For Goldman Sachs, that is not just competitor news. It is a stress test for the people who have to sell, structure and defend alternatives products when clients start asking how much liquidity they really have and what happens when too many investors want out at once. The pressure lands on the teams that usually sit behind the marquee dealmakers: product specialists, risk managers, distribution, investor relations and the bankers who explain why a direct-lending vehicle is not the same as a public bond fund.

Apollo’s latest cap followed a similar move in March 2026, when Apollo Debt Solutions limited withdrawals to 5% after investors sought to pull about 11.2% of the fund. At the time, investors were set to receive just 45 cents on the dollar on requested withdrawals because demand exceeded the quarterly cap. The back-to-back episodes matter because they show the liquidity strain was not a one-off wobble but a two-quarter run of pressure.
The scale is what makes the episode relevant inside Goldman. In May 2025, Goldman Sachs Asset Management said it had about $130 billion in private credit assets under management across more than 600 positions. That is a large enough platform that even a modest shift in client sentiment can force tighter scrutiny on underwriting, concentration, and the assumptions built into wealth-channel packaging.

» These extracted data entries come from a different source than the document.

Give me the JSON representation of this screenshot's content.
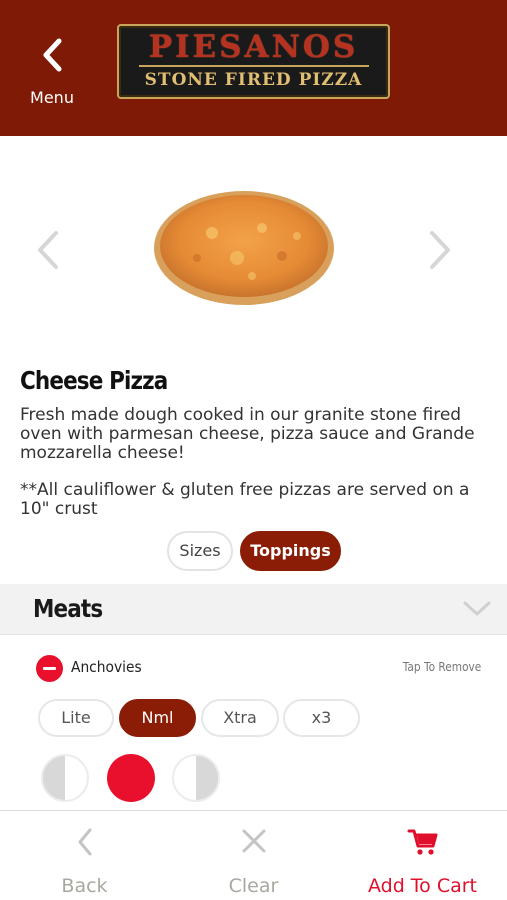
{
  "header": {
    "menu_label": "Menu",
    "logo_line1": "PIESANOS",
    "logo_line2": "STONE FIRED PIZZA"
  },
  "item": {
    "title": "Cheese Pizza",
    "description": "Fresh made dough cooked in our granite stone fired oven with parmesan cheese, pizza sauce and Grande mozzarella cheese!",
    "note": "**All cauliflower & gluten free pizzas are served on a 10\" crust"
  },
  "segments": {
    "sizes": "Sizes",
    "toppings": "Toppings",
    "selected": "Toppings"
  },
  "category": {
    "title": "Meats"
  },
  "topping": {
    "name": "Anchovies",
    "action_hint": "Tap To Remove",
    "amounts": [
      "Lite",
      "Nml",
      "Xtra",
      "x3"
    ],
    "selected_amount": "Nml",
    "placement_selected": "whole"
  },
  "bottom_bar": {
    "back": "Back",
    "clear": "Clear",
    "add_to_cart": "Add To Cart"
  },
  "colors": {
    "brand": "#7f1a07",
    "accent_red": "#e8102d",
    "selected_pill": "#8b1d07"
  },
  "icons": {
    "menu": "chevron-left-icon",
    "carousel_prev": "chevron-left-icon",
    "carousel_next": "chevron-right-icon",
    "category_toggle": "chevron-down-icon",
    "remove": "minus-circle-icon",
    "back": "chevron-left-icon",
    "clear": "close-icon",
    "cart": "cart-icon"
  }
}
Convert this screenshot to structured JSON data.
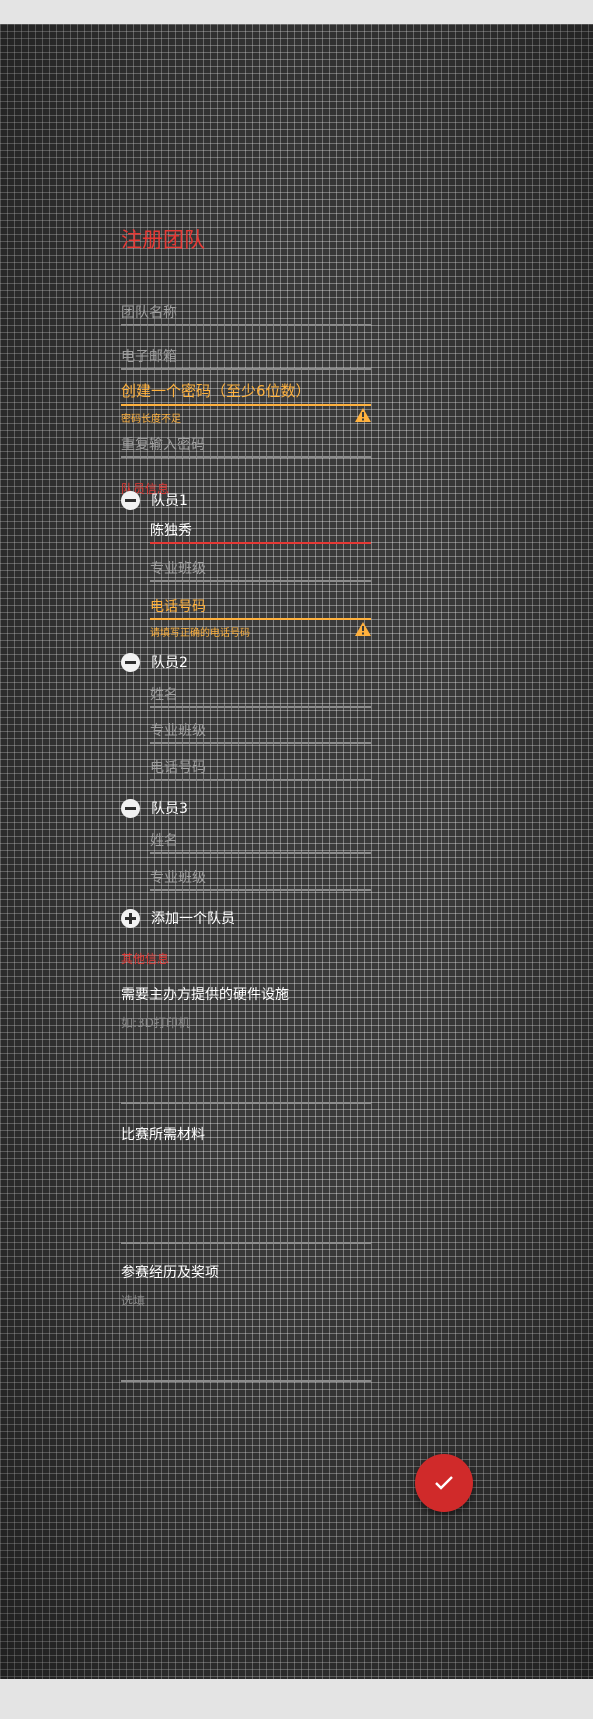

Goldman has also been building infrastructure around the trade. In 2025, the firm created a Capital Solutions Group that includes an alternatives origination group focused on investment-grade credit, leveraged loans, real estate, infrastructure, other asset-backed finance and private equity. That means Apollo’s redemption cap is not an abstract industry data point. It touches the same client conversations Goldman wants to win, from sourcing and syndication to how products are presented to institutions and wealth clients.
Kristin Olson, Goldman Sachs’ global head of alternatives for wealth, has said institutional demand in private credit remained steady even as misinformation has pressured redemption windows. Apollo’s repeated use of a withdrawal cap gives Goldman employees a harder operational question to answer: when liquidity terms get tested, can the firm keep the messaging clean, the risk disciplined and the client relationship intact without sounding like everyone else in the market is chasing yield on faith alone?